Essa doença, quando precocemente, é debelada por antibióticos. Mas ceifou inúmeras vidas. Lembro-me de que meu padrinho de crisma, irmão de meu pai, morreu aos vinte e oito anos, tuberculoso. Meu tio Arthur, o caçula dos catorze filhos de meus avós, ficava num quarto distanciado dos demais, no grande solar da rua Rangel Pestana, que foi demolido para dar espaço a um prédio.

Aquele era tempo de pedir a benção. Eu tentava beijar a mão do meu padrinho e ele não permitia. Consciência de quem não quer transmitir o seu mal para ninguém mais.

Outra tia, religiosa sacramentina, contraiu tuberculose por deficiência nutricional e por permanecer noites inteiras de joelho, em adoração ao Santíssimo Sacramento. Suas contemporâneas falam de sua santidade, mortificada pelo sofrimento. Chamava-se Benevenuta e seu nome de monja era Sóror Maria da Santíssima Providência. É eternizada numa via pública na Colônia, para onde vieram os Nalini quando da grande imigração italiana.

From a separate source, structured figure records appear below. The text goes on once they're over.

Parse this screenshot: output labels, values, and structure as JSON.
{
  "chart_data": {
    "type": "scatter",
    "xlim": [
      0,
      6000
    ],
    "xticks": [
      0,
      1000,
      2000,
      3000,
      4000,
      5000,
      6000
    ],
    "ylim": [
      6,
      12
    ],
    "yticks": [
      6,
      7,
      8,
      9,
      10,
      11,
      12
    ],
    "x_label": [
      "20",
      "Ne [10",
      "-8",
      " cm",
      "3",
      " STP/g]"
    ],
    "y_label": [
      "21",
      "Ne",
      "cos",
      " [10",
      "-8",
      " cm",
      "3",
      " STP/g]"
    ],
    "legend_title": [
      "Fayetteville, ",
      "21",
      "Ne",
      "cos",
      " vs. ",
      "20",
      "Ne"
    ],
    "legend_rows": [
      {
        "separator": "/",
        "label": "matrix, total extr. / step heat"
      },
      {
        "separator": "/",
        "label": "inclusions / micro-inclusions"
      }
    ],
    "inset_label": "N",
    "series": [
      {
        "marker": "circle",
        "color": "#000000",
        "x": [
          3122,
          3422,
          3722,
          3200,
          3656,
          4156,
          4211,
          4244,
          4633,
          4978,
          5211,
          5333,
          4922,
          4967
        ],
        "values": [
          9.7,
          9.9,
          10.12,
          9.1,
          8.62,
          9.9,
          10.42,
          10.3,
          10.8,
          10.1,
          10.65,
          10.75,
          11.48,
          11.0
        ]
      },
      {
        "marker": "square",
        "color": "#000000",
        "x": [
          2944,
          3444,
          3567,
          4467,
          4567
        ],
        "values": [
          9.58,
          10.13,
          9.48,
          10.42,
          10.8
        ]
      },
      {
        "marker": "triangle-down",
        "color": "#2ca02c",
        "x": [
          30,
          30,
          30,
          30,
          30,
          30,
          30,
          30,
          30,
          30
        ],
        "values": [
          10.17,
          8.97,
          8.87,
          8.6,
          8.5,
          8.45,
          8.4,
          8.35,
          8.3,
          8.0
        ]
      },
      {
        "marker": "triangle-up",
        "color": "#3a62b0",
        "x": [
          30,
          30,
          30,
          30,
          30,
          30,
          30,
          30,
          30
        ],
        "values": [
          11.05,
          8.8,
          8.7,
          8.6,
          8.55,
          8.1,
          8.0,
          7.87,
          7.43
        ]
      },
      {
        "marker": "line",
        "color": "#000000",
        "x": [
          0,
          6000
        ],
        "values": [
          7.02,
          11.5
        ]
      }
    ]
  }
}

A tuberculose levou Álvares de Azevedo, o poeta que estudou na São Francisco e, embora paulistano, detestava São Paulo e adorava a Corte, o Rio de Janeiro. Mas também foi a causa da morte de John Keats, Robert Louis Stevenson, Emily Brontë, Anton Chekhov, Franz Kafka, D.H. Lawrence e George Orwell. No Brasil, Manuel Bandeira foi tuberculoso e até escreveu "Pneumatórax". E Paulo Setúbal teve de morar um tempo em Campos do Jordão, para cuidar dessa doença.

Lygia Fagundes Telles gostava de dizer que o Brasil tinha uma escola romântica dos que morriam cedo. A tuberculose foi causa da morte de Augusto dos Anjos, mas também de Casimiro de Abreu. Dom Pedro I morreu tuberculoso, assim como Simon Bolívar e o inventor do alfabeto para os deficientes visuais, Louis Braille.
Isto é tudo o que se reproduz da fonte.